LONDON (Reuters) -The European Court of Human Rights (ECHR) ruled on Tuesday that Russia’s legislation on “foreign agents” violated the rights of the groups designated as such and ordered Russia to pay many of them compensation.
Russia uses the term “foreign agents”, which carries Cold War connotations of espionage, to label organisations and individuals it deems to be engaging in political activity with foreign support.
Foreign agents are required by law to label their publications with a lengthy disclaimer, and are subjected to a costly and burdensome regime of reporting their income and spending, and financial audits.
In its ruling https://hudoc.echr.coe.int/eng#%7B%22languageisocode%22:[%22ENG%22],%22documentcollectionid2%22:[%22JUDGMENTS%22],%22itemid%22:[%22001-217751%22]%7D in the case of 73 Russian groups designated as foreign agents, Europe’s top human rights court said the law violated freedom of assembly and association.
The court said the use of political activity as a criterion to designate groups as foreign agents produced “incoherent results and engendered uncertainty among NGOs wishing to engage in civil society activities relating to, in particular, human rights or the protection of the environment or charity work”.
Kremlin spokesperson Dmitry Peskov said he would not comment on the ruling because parliament had ended the European Court of Human Rights’ jurisdiction in Russia with legislation signed off last week.
“Russia no longer implements these decisions,” he told reporters on a conference call.
Russian human rights groups Agora, one of the applicants in ECHR case, hailed the ruling as a “big victory”.

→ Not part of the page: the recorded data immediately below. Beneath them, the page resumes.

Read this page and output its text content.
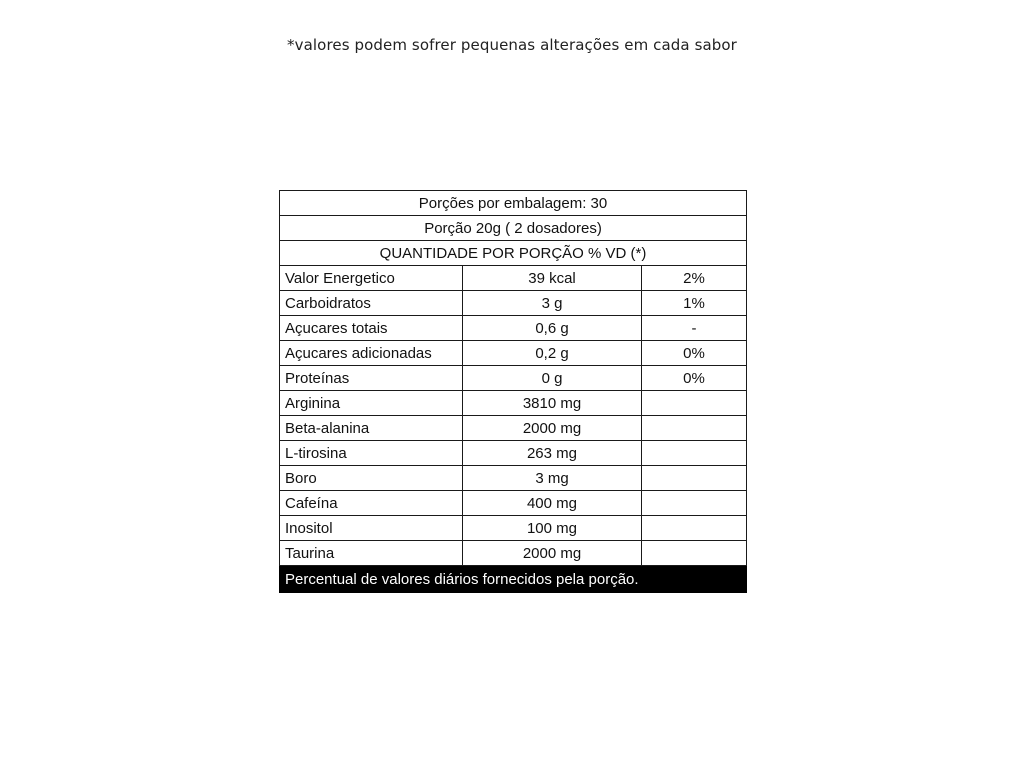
*valores podem sofrer pequenas alterações em cada sabor
Porções por embalagem: 30		
Porção 20g ( 2 dosadores)		
QUANTIDADE POR PORÇÃO % VD (*)		
Valor Energetico	39 kcal	2%
Carboidratos	3 g	1%
Açucares totais	0,6 g	-
Açucares adicionadas	0,2 g	0%
Proteínas	0 g	0%
Arginina	3810 mg	
Beta-alanina	2000 mg	
L-tirosina	263 mg	
Boro	3 mg	
Cafeína	400 mg	
Inositol	100 mg	
Taurina	2000 mg	
Percentual de valores diários fornecidos pela porção.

“The court fully agreed with the applicant organisations that the law on foreign agents is not only unpredictable but also hinders the legitimate work of civil society,” Agora lawyer Kirill Koroteyev said.
The ruling comes a week after the lower house of Russia’s parliament gave initial approval to a bill further tightening the “foreign agent” legislation at a time of heightened distrust of the West since Russia sent troops into Ukraine on Feb. 24.
Russia adopted its first such law in 2012. It has since been expanded to include non-profit organisations, media outlets and individual Russian citizens including journalists and activists.